RENUNGAN TENTANG MENERIMA SESAMA APA ADANYA

 

Seorang frater mendapat bimbingan dari pembinanya bahwa sebagai murid Yesus, kita harus menerima sesama apa adanya. Kita jangan pilih-pilih atau menilai sesuai selera kita. Nasehat ini selalu diingat baik oleh sang frater. Setiap bangun pagi atau saat beranjak ke peraduan malam, ia selalu berguman, “Harus menerima sesama apa adanya.” Gumanan itu bukan cuma sekali saja tapi berkali-kali didaraskan sampai dirinya terlelap.

Setelah menyelesaikan skripsinya, sang frater pergi TOP di sebuah paroki. Pada suatu hari, ketika sedang mengunjungi umat, sang frater melihat seorang bapak sedang memarahi seorang anak kecil dan memukulnya. Anak itu menangis dan minta ampun, tapi bapak itu terus memarahinya sambil sesekali tangannya mencubiti tubuh anak itu.

Frater mendekat. “Bapak, tak baik memukuli anak bapak. Kan dia sudah minta maaf. Bapak harus menerima anak bapak apa adanya.”

“Oh frater,” ujar bapak itu sambil menoleh. “Kebetulan anak ini bukan anak saya.”

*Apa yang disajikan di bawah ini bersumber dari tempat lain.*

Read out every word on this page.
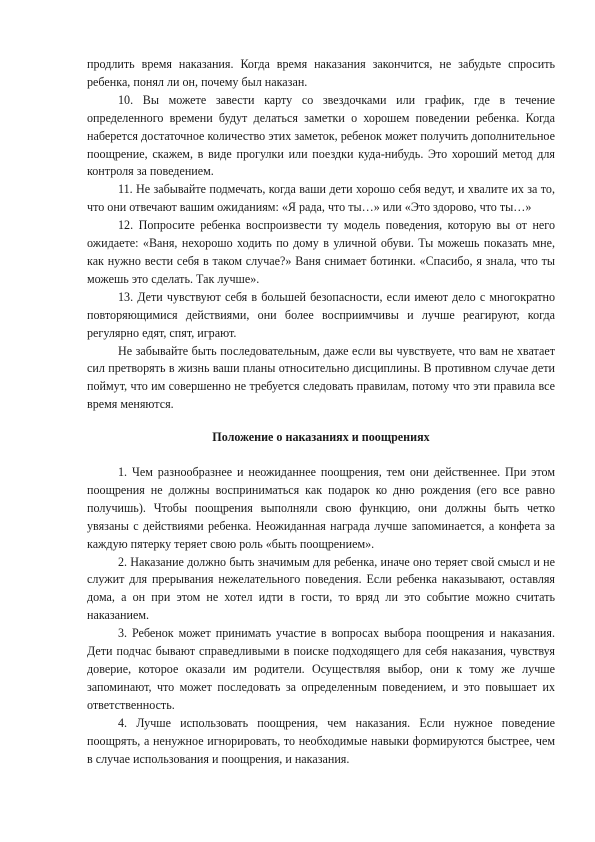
продлить время наказания. Когда время наказания закончится, не забудьте спросить ребенка, понял ли он, почему был наказан.

10. Вы можете завести карту со звездочками или график, где в течение определенного времени будут делаться заметки о хорошем поведении ребенка. Когда наберется достаточное количество этих заметок, ребенок может получить дополнительное поощрение, скажем, в виде прогулки или поездки куда-нибудь. Это хороший метод для контроля за поведением.

11. Не забывайте подмечать, когда ваши дети хорошо себя ведут, и хвалите их за то, что они отвечают вашим ожиданиям: «Я рада, что ты…» или «Это здорово, что ты…»

12. Попросите ребенка воспроизвести ту модель поведения, которую вы от него ожидаете: «Ваня, нехорошо ходить по дому в уличной обуви. Ты можешь показать мне, как нужно вести себя в таком случае?» Ваня снимает ботинки. «Спасибо, я знала, что ты можешь это сделать. Так лучше».

13. Дети чувствуют себя в большей безопасности, если имеют дело с многократно повторяющимися действиями, они более восприимчивы и лучше реагируют, когда регулярно едят, спят, играют.

Не забывайте быть последовательным, даже если вы чувствуете, что вам не хватает сил претворять в жизнь ваши планы относительно дисциплины. В противном случае дети поймут, что им совершенно не требуется следовать правилам, потому что эти правила все время меняются.

Положение о наказаниях и поощрениях

1. Чем разнообразнее и неожиданнее поощрения, тем они действеннее. При этом поощрения не должны восприниматься как подарок ко дню рождения (его все равно получишь). Чтобы поощрения выполняли свою функцию, они должны быть четко увязаны с действиями ребенка. Неожиданная награда лучше запоминается, а конфета за каждую пятерку теряет свою роль «быть поощрением».

2. Наказание должно быть значимым для ребенка, иначе оно теряет свой смысл и не служит для прерывания нежелательного поведения. Если ребенка наказывают, оставляя дома, а он при этом не хотел идти в гости, то вряд ли это событие можно считать наказанием.

3. Ребенок может принимать участие в вопросах выбора поощрения и наказания. Дети подчас бывают справедливыми в поиске подходящего для себя наказания, чувствуя доверие, которое оказали им родители. Осуществляя выбор, они к тому же лучше запоминают, что может последовать за определенным поведением, и это повышает их ответственность.

4. Лучше использовать поощрения, чем наказания. Если нужное поведение поощрять, а ненужное игнорировать, то необходимые навыки формируются быстрее, чем в случае использования и поощрения, и наказания.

Suatu ketika, saat frater sedang duduk santai di pastoran, seorang ibu muda datang. Wajahnya sembab, karena habis menangis. Kepada sang frater, ibu muda ini bercerita, atau istilah kerennya curhat, tentang masalah keluarganya. Secara khusus masalahnya dengan sang suami. Ia baru 8 bulan menikah. Suami ibu ini sering mabuk dan pulang larut malam. Di rumah dia suka membentak-bentak. Tak jarang juga sang suami memukul dirinya. Padahal 3 bulan pertama hidup mereka bahagia. Apalagi waktu pacaran. Hidup terasa sangat indah. Tapi kini seperti neraka.

Dengan serius sang frater mendengarkan keluhan ibu itu. Sesekali ia mengangguk kepala. Setelah ibu itu selesai berkisah, mulailah frater ini berkata-kata. Nasehat biblis, filosofis, moral, etis, teologis serta psikologis mengalir begitu lancar. Terakhir, sebelum ibu itu pulang, sang frater berujar, “Ibu harus banyak berdoa. Dan jangan lupa, ibu harus menerima suami ibu apa adanya. Bukankah waktu mau menikah, ibu sudah menyatakan hal itu?”

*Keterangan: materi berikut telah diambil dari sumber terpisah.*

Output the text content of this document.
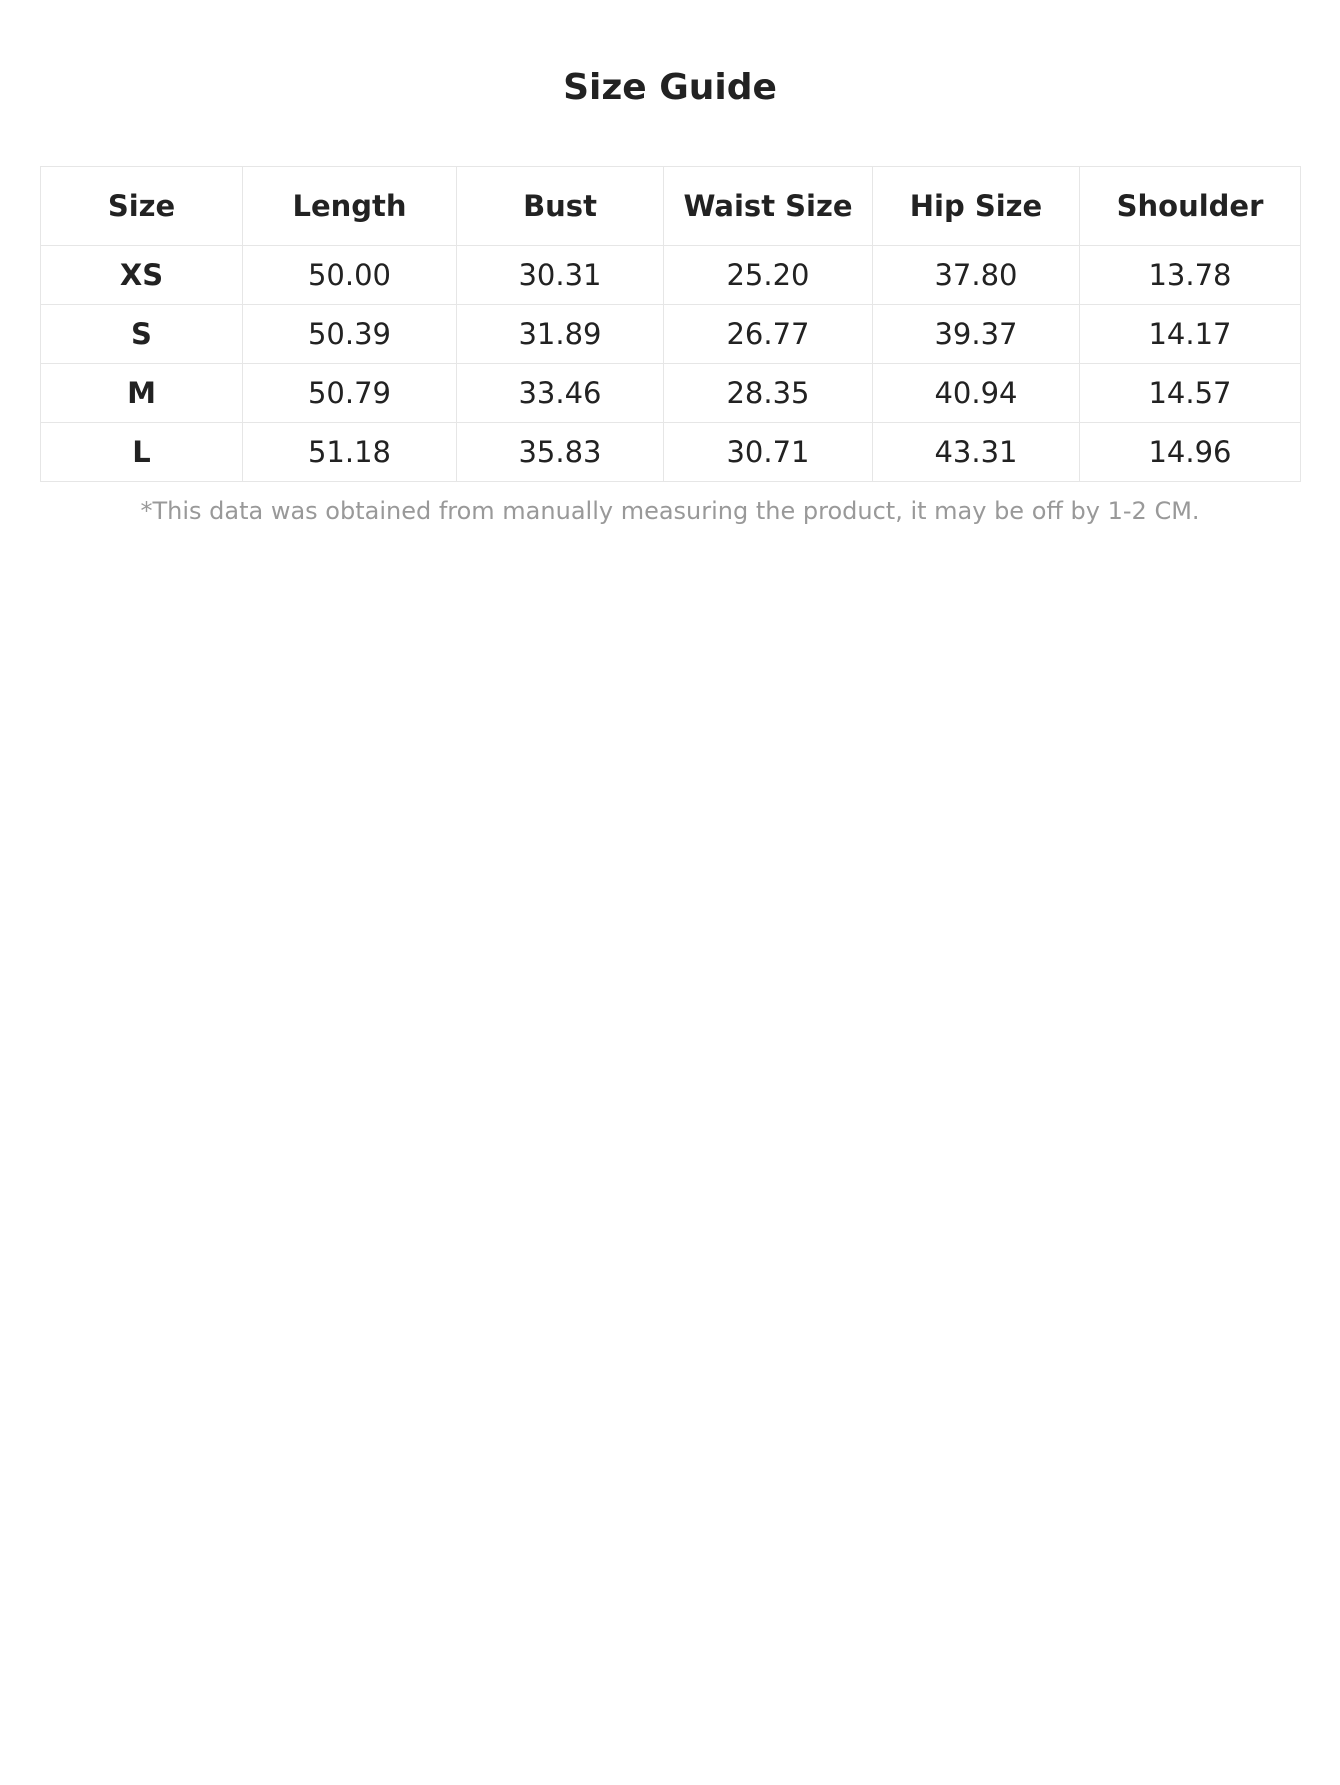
Size Guide
Size	Length	Bust	Waist Size	Hip Size	Shoulder
XS	50.00	30.31	25.20	37.80	13.78
S	50.39	31.89	26.77	39.37	14.17
M	50.79	33.46	28.35	40.94	14.57
L	51.18	35.83	30.71	43.31	14.96

*This data was obtained from manually measuring the product, it may be off by 1-2 CM.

Di lain waktu, seorang mudika datang curhat sama frater. Dengan jujur dia mengatakan kalau saat itu dia lagi musuhan dengan temannya. Dia sangat membenci temannya itu. Alasannya, sudah beberapa kali temannya ini menyakitinya. Di samping itu juga, temannya ini sering berlaku buruk terhadap orang lain sekalipun sudah sering dinasehati.

Frater langsung menasehati, “Kamu harus menerima dia apa adanya.”

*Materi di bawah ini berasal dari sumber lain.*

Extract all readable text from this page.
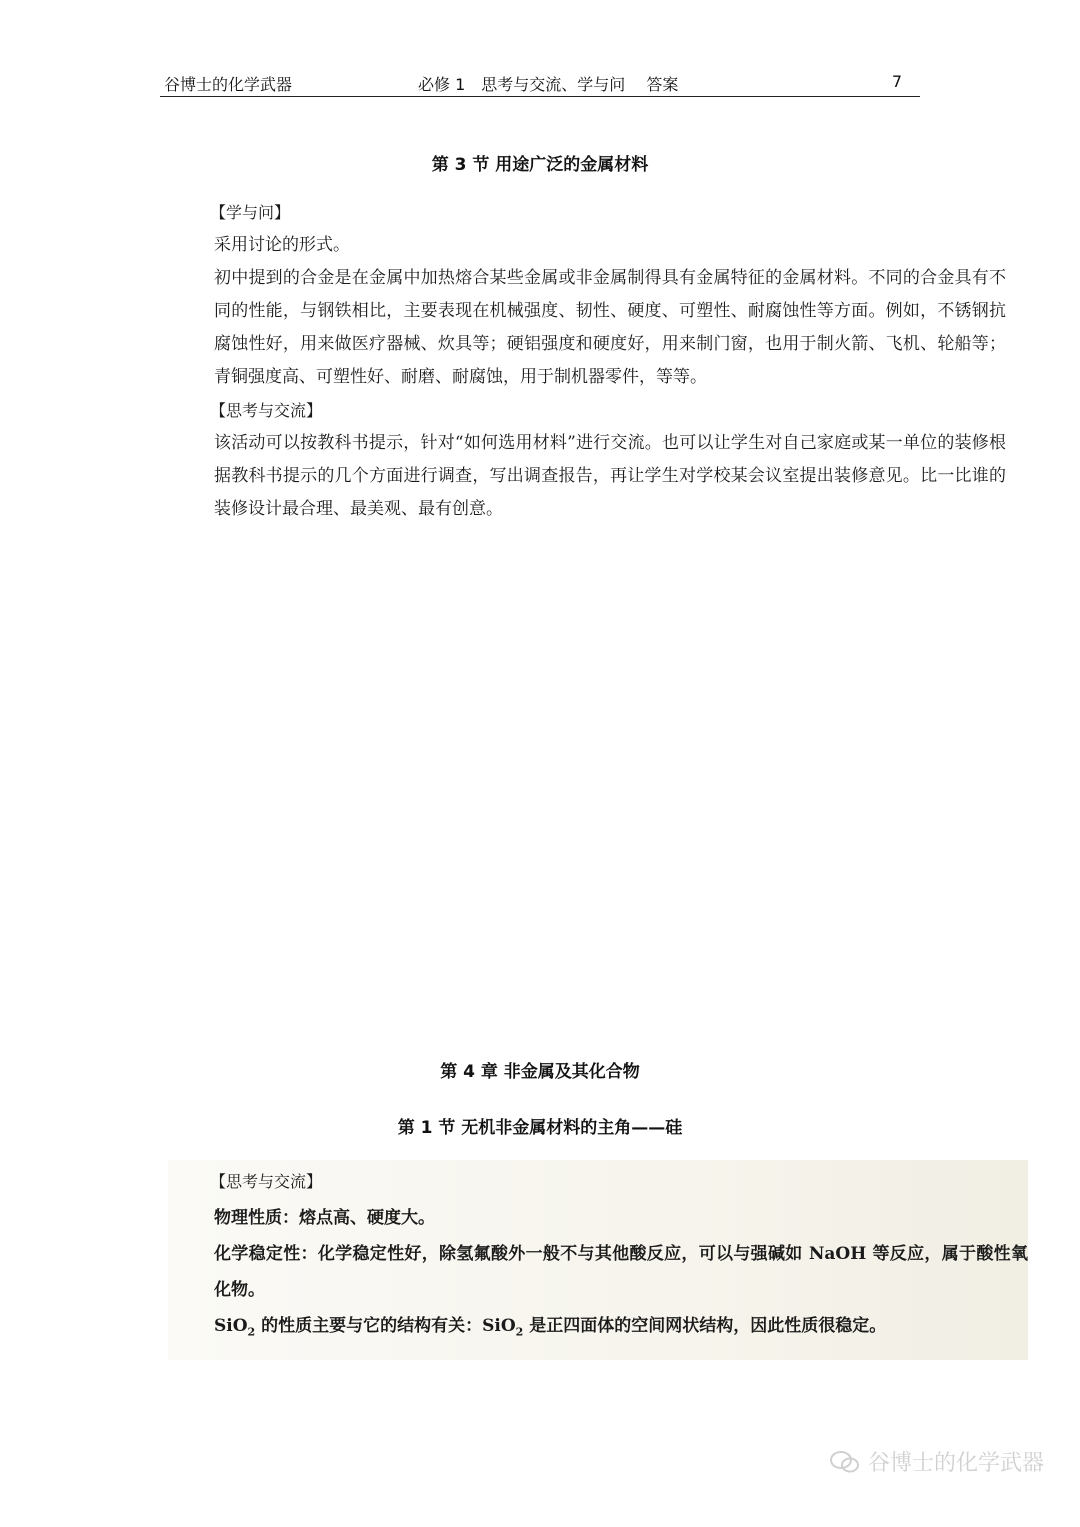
谷博士的化学武器	必修 1　思考与交流、学与问　 答案	7
第 3 节 用途广泛的金属材料

【学与问】

采用讨论的形式。

初中提到的合金是在金属中加热熔合某些金属或非金属制得具有金属特征的金属材料。不同的合金具有不同的性能，与钢铁相比，主要表现在机械强度、韧性、硬度、可塑性、耐腐蚀性等方面。例如，不锈钢抗腐蚀性好，用来做医疗器械、炊具等；硬铝强度和硬度好，用来制门窗，也用于制火箭、飞机、轮船等；青铜强度高、可塑性好、耐磨、耐腐蚀，用于制机器零件，等等。

【思考与交流】

该活动可以按教科书提示，针对“如何选用材料”进行交流。也可以让学生对自己家庭或某一单位的装修根据教科书提示的几个方面进行调查，写出调查报告，再让学生对学校某会议室提出装修意见。比一比谁的装修设计最合理、最美观、最有创意。

第 4 章 非金属及其化合物
第 1 节 无机非金属材料的主角——硅

【思考与交流】

物理性质：熔点高、硬度大。

化学稳定性：化学稳定性好，除氢氟酸外一般不与其他酸反应，可以与强碱如 NaOH 等反应，属于酸性氧化物。

SiO$_2$ 的性质主要与它的结构有关：SiO$_2$ 是正四面体的空间网状结构，因此性质很稳定。

谷博士的化学武器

“Sudah frater.” Ungkap mudika itu. “Saya sudah menerima dirinya apa adanya. Yang tidak saya terima kini itu bukan dirinya.”

“Maksudnya?” Tanya frater sedikit bingung.

“Yang saya benci dan saya musuhi itu bukan dirinya. Kalau yang dirinya saya terima. Yang baik dan juga yang tidak baik.”

Setelah selesai masa TOP, sang frater kembali ke seminari. Gaya hidup waktu TOP, tetap terbawa di seminari. Meski ia tahu di seminari seorang frater tidak diperbolehkan memiliki HP, sang frater ini tetap membawa HP kenang-kenang umat. Gaya hidup yang longgar di paroki pun terbawa di seminari. Sang frater sering keluar dari seminari tanpa pamit.

Karena sikap dan tingkah lakunya inilah, suatu ketika ia dipanggil pembimbing rohaninya. Sang pembimbing ini memberinya nasehat. Sang frater hanya mengangguk-angguk kepalanya. Setelah pembimbingnya ini selesai berbicara, sang frater balik berkomentar, “Romo. Inilah saya. Romo harus menerima saya apa adanya.”

“Betul sekali, frater!” Sang pembimbing membalas bijak. “Kita harus SALING menerima sesama kita apa adanya. Jadi, frater juga harus menerima saya apa adanya. Kebetulan, saya tidak bisa menerima orang apa adanya.”